In practice, the examiners don't have the time, or in many cases the verbal skills, to do what little KSR requires of them; articulate a reason why it would have been obvious to connect/combine the teachings of the multiple references they are citing against the claims of an application.

I agree that many of the other 7 patents are pretty lame. The long file name claims are also a bit lame....we developed an operating system that can't deal with reasonable file names and we've come up with the band-aid where we associate a short name with a long name, the user uses the long name and the operating system uses the short name....still....they did come up with it, so its theirs..shrug...pay 'em their quarter

February 28, 2009 2:34:00 AM PST  
Blogger Anthony Fejes said...

Of course the KSR case was about break pedals - but the decision was mainly about obviousness. If you have two well developed items, sticking them together is no longer a defensible patent, unless it does something non-obvious.

In this case, one of the patents clearly appears to be Microsoft putting together a generic computer and a generic car... and making... well... a car and a computer.

At any rate, no one doubts that the patent office is overworked, and that crappy patents have gotten through.
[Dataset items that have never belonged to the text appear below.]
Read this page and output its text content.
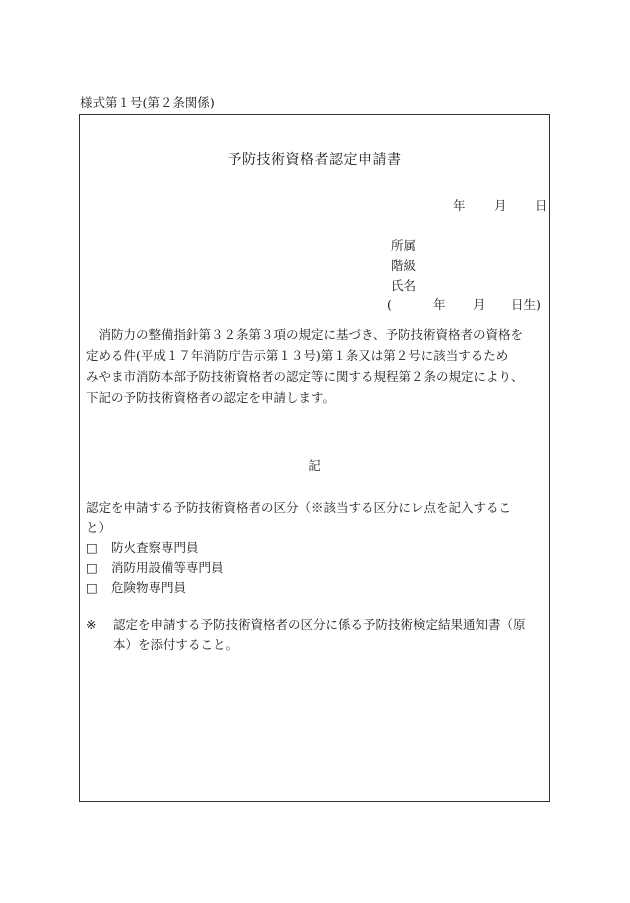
様式第１号(第２条関係)
予防技術資格者認定申請書
年 月 日
所属
階級
氏名
(	年 月 日生)
　消防力の整備指針第３２条第３項の規定に基づき、予防技術資格者の資格を
定める件(平成１７年消防庁告示第１３号)第１条又は第２号に該当するため
みやま市消防本部予防技術資格者の認定等に関する規程第２条の規定により、
下記の予防技術資格者の認定を申請します。
記
認定を申請する予防技術資格者の区分（※該当する区分にレ点を記入するこ
と）
□ 防火査察専門員
□ 消防用設備等専門員
□ 危険物専門員
※ 認定を申請する予防技術資格者の区分に係る予防技術検定結果通知書（原
本）を添付すること。
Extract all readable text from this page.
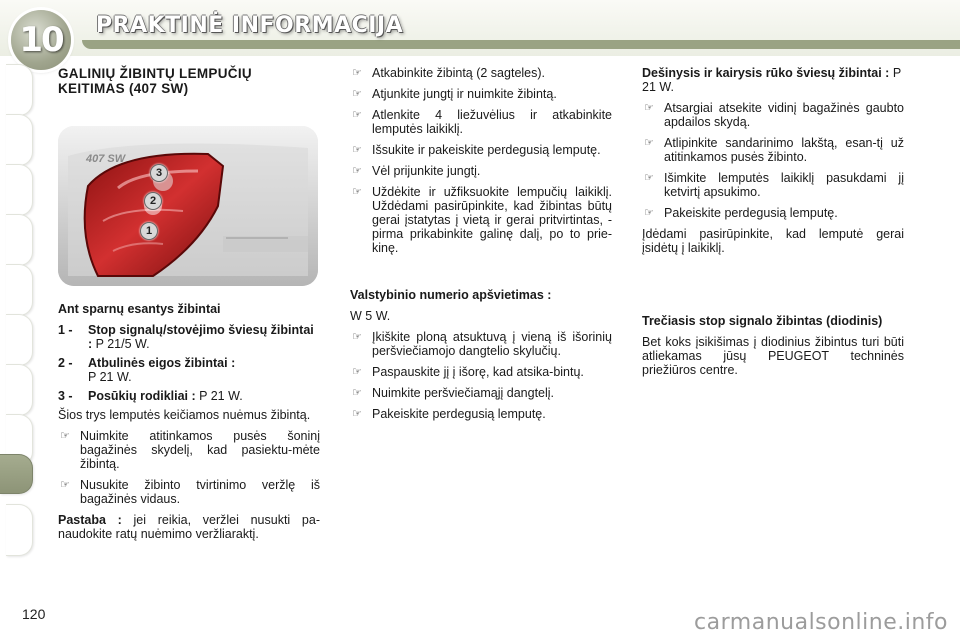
10 PRAKTINĖ INFORMACIJA
GALINIŲ ŽIBINTŲ LEMPUČIŲ KEITIMAS (407 SW)
3
2
1
407 SW

Ant sparnų esantys žibintai

1 - Stop signalų/stovėjimo šviesų žibintai : P 21/5 W.
2 - Atbulinės eigos žibintai :
P 21 W.
3 - Posūkių rodikliai : P 21 W.

Šios trys lemputės keičiamos nuėmus žibintą.

☞ Nuimkite atitinkamos pusės šoninį bagažinės skydelį, kad pasiektu-mėte žibintą.
☞ Nusukite žibinto tvirtinimo veržlę iš bagažinės vidaus.

Pastaba : jei reikia, veržlei nusukti pa-naudokite ratų nuėmimo veržliaraktį.

☞ Atkabinkite žibintą (2 sagteles).
☞ Atjunkite jungtį ir nuimkite žibintą.
☞ Atlenkite 4 liežuvėlius ir atkabinkite lemputės laikiklį.
☞ Išsukite ir pakeiskite perdegusią lemputę.
☞ Vėl prijunkite jungtį.
☞ Uždėkite ir užfiksuokite lempučių laikiklį. Uždėdami pasirūpinkite, kad žibintas būtų gerai įstatytas į vietą ir gerai pritvirtintas, - pirma prikabinkite galinę dalį, po to prie-kinę.

Valstybinio numerio apšvietimas :

W 5 W.

☞ Įkiškite ploną atsuktuvą į vieną iš išorinių peršviečiamojo dangtelio skylučių.
☞ Paspauskite jį į išorę, kad atsika-bintų.
☞ Nuimkite peršviečiamąjį dangtelį.
☞ Pakeiskite perdegusią lemputę.

Dešinysis ir kairysis rūko šviesų žibintai : P 21 W.

☞ Atsargiai atsekite vidinį bagažinės gaubto apdailos skydą.
☞ Atlipinkite sandarinimo lakštą, esan-tį už atitinkamos pusės žibinto.
☞ Išimkite lemputės laikiklį pasukdami jį ketvirtį apsukimo.
☞ Pakeiskite perdegusią lemputę.

Įdėdami pasirūpinkite, kad lemputė gerai įsidėtų į laikiklį.

Trečiasis stop signalo žibintas (diodinis)

Bet koks įsikišimas į diodinius žibintus turi būti atliekamas jūsų PEUGEOT techninės priežiūros centre.

120	carmanualsonline.info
In fact, I've long heard the paradigm that a US patent isn't necessarily enforceable until a court decides it as such.

Which leads me back to my theory that this really is Microsoft's way of testing the strength of it's patents.

Alas, to rebut your last point, Microsoft came up with an OS that could only handle short filenames, OS/2 came up with a way around it, and microsft patented it 4 years later. If the court decides that the evidence isn't in favour of the prior art, that the patent isn't too obvious, or that the patent clerks weren't just overworked and let a bad one through, THEN (and only then) is it time to pay up.